The Dalai Lama takes a step back

Claiming his efforts have failed, Tibet's spiritual leader said exiled Tibetans should determine the course of negotiations with Beijing.

Toru Hanai/Reuters
Middle way? The Dalai Lama said Nov. 3 in Tokyo that despite seven rounds of talks with Beijing, suppression is rising in Tibet.

In a blunt admission that his efforts to win autonomous status for Tibet through negotiations with Beijing have borne no fruit, the Dalai Lama said Monday he would step back from his role as political leader and let Tibetan exiles decide if a new strategy is needed.

"Things are not improving inside Tibet" despite seven rounds of talks with Chinese officials, he told reporters in Tokyo where spoke to the Foreign Correspondents Club of Japan. "Our approach has never affected the inside situation. I cannot continue like this. I have to accept failure.

"My moral responsibility now is to ask people what to do," he added. The Dalai Lama has called a meeting for later this month of Tibetan exiles worldwide. That could lead to a major change in the way Tibet's exiled government deals with China, which has ruled Tibet since 1951 when it dispatched troops to the region.

The Dalai Lama has increasingly come under fire from radical Tibetan political activists who are frustrated by his lack of success in pursuing a "middle way" strategy of seeking limited autonomy for Tibetans to practice their Buddhist religion, culture, and language.

Tibetan exile groups say they regularly receive reports from Lhasa that official repression of monks remains fierce, seven months after riots in the Tibetan capital left 22 Chinese civilians dead according to Beijing.

Two envoys of the Dalai Lama began another round of negotiations with Chinese officials this week, but the Tibetan leader said his "trust in Beijing is now thinner, thinner, thinner.

"Tibet is passing through almost like a death sentence," he lamented. "An ancient culture and [an] ancient civilization are now dying."

The Dalai Lama said he would remain "completely neutral ... completely silent" in the debate over the direction of his people's struggle, so as to allow a broad range of opinions to surface.

His divine status, he acknowledged, meant that many Tibetans would automatically support any position he adopted publicly.

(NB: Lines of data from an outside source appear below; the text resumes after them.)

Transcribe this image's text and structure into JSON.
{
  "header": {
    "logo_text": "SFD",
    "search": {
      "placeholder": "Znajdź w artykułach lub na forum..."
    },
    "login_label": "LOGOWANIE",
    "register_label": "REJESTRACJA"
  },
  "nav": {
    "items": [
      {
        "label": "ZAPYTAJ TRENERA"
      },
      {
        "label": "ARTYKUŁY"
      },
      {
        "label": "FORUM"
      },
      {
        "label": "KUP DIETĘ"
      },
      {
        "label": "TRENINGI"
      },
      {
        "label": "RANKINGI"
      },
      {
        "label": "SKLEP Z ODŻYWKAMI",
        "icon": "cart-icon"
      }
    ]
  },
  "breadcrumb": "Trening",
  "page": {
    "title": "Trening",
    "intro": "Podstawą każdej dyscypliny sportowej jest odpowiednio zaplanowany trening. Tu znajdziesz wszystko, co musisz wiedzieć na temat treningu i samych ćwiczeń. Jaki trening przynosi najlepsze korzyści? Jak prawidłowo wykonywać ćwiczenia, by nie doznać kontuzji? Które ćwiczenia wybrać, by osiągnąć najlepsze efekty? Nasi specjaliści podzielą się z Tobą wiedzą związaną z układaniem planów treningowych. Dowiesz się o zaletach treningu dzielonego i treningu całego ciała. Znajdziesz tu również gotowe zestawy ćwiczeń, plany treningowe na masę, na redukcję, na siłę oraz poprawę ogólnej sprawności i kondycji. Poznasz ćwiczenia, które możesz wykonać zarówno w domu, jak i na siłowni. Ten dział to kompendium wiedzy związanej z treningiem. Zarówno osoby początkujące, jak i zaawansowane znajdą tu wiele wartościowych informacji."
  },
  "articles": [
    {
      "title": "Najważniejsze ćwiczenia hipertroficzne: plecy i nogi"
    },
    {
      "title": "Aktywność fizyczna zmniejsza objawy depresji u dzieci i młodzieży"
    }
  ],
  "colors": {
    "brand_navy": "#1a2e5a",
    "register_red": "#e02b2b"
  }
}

"I don't know what will happen" in discussions, he said. "It is completely up to them. Their minds should be open to explore all possible options."

Some young Tibetan exile leaders are urging the government in exile, based in Dharamsala, India, to press for full independence. Others are encouraging exiled authorities to organize mass demonstrations within Tibet.

The Dalai Lama's pledge to stay out of the debate "is an interesting political move" said Robbie Barnett, an expert on Tibetan affairs at Columbia University in New York. "He is giving the radicals an opportunity to come up with something and sending a strong signal to those who say religion suppresses political debate."

In the end, however, "very few people will say they can do without the Dalai Lama," whose international stature is matched by few other statesmen, says Dr. Barnett. "Even the radicals want him as a figurehead, so he will have a softening effect on any resolution that comes out."